The CIA continued to insist there was no security breach; officials pointed out that it was virtually impossible to "prove a negative," namely to prove 100 percent that no sinister forces got into the Belgrade CIA station. Goss's aides pressed for the CIA to fire or discipline the CIA's station chief in Belgrade, but Kappes, heading the CIA's internal investigation, refused. Goss's team grew more and more irate at the agency's attitude. Eventually, Goss's aides persuaded him to sign a secret letter cutting the CIA's counterintelligence budget by $3 million; this was intended as a deliberate rebuke to the agency's handling of the Belgrade incident and its aftermath, according to former and current intelligence officials familiar with the matter. But CIA management, under Tenet, ignored the budget-cut order, and the agency eventually returned to business as usual, with no officials being fired over the Belgrade incident (or nonincident, depending on whom you believe).

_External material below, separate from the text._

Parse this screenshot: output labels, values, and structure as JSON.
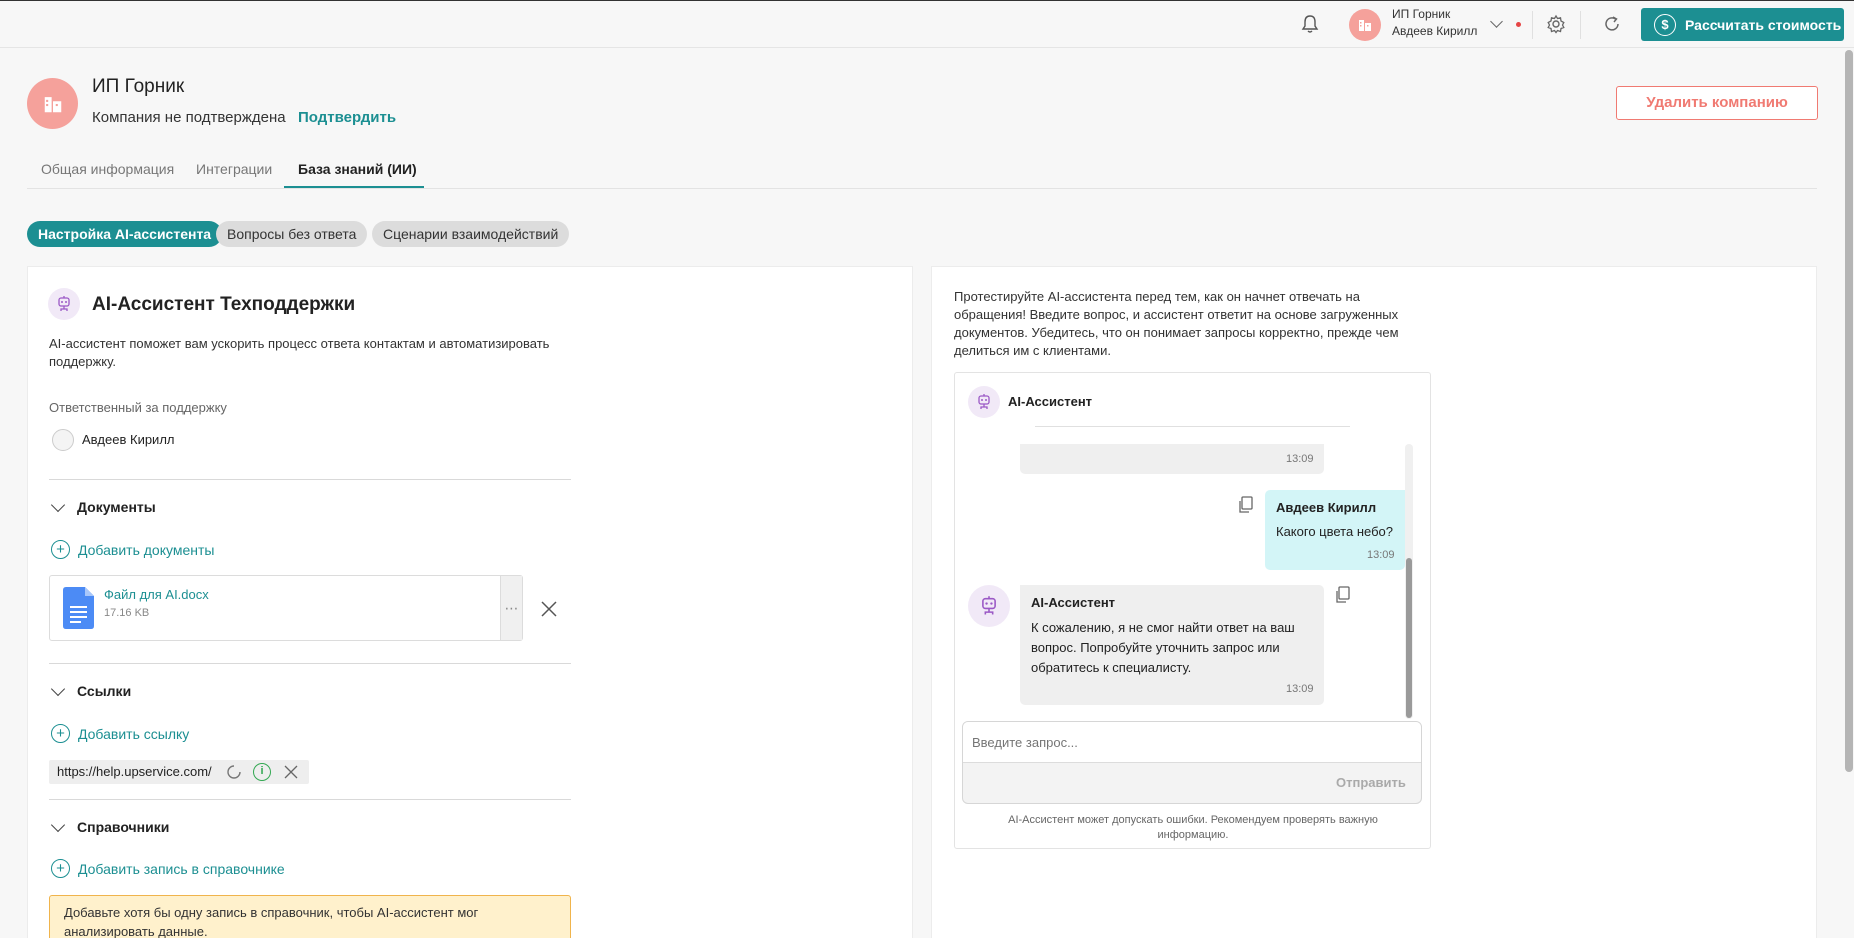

This is not a case of "no harm, no foul." CIA operations may or may not have been compromised. But it is clear that the Belgrade station failed to follow procedures and ran great risks. Yet, Agency leadership took no forceful action.

I wonder if Newsweek would feel the same way about a drunk driver? "Although Sally Jones had a BAC of 0.12%, there is no evidence that she caused any accidents while on the road. Therefore, it is right and proper that the police filed no charges."